Using Machine Learning To Predict Antimicrobial MICs and Associated Genomic Features for Nontyphoidal Salmonella.
Academic Article
Overview
abstract
Nontyphoidal Salmonella species are the leading bacterial cause of foodborne disease in the United States. Whole-genome sequences and paired antimicrobial susceptibility data are available for Salmonella strains because of surveillance efforts from public health agencies.
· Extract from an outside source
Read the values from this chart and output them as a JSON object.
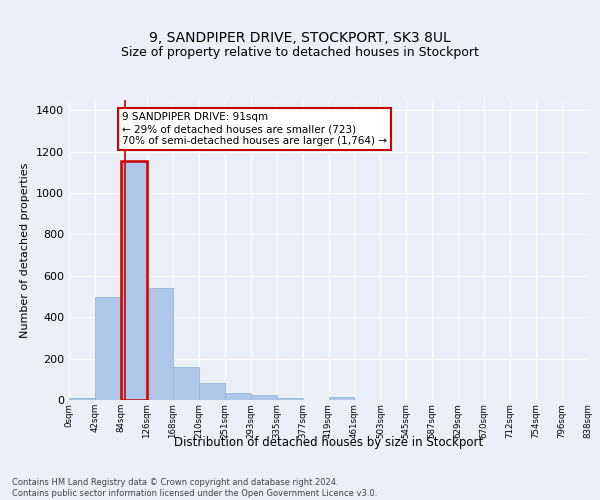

In this study, a collection of 5,278 nontyphoidal Salmonella genomes, collected over 15 years in the United States, was used to generate extreme gradient boosting (XGBoost)-based machine learning models for predicting MICs for 15 antibiotics. The MIC prediction models had an overall average accuracy of 95% within ±1 2-fold dilution step (confidence interval, 95% to 95%), an average very major error rate of 2.7% (confidence interval, 2.4% to 3.0%), and an average major error rate of 0.1% (confidence interval, 0.1% to 0.2%). The model predicted MICs with no a priori information about the underlying gene content or resistance phenotypes of the strains. By selecting diverse genomes for the training sets, we show that highly accurate MIC prediction models can be generated with less than 500 genomes. We also show that our approach for predicting MICs is stable over time, despite annual fluctuations in antimicrobial resistance gene content in the sampled genomes. Finally, using feature selection, we explore the important genomic regions identified by the models for predicting MICs. To date, this is one of the largest MIC modeling studies to be published. Our strategy for developing whole-genome sequence-based models for surveillance and clinical diagnostics can be readily applied to other important human pathogens.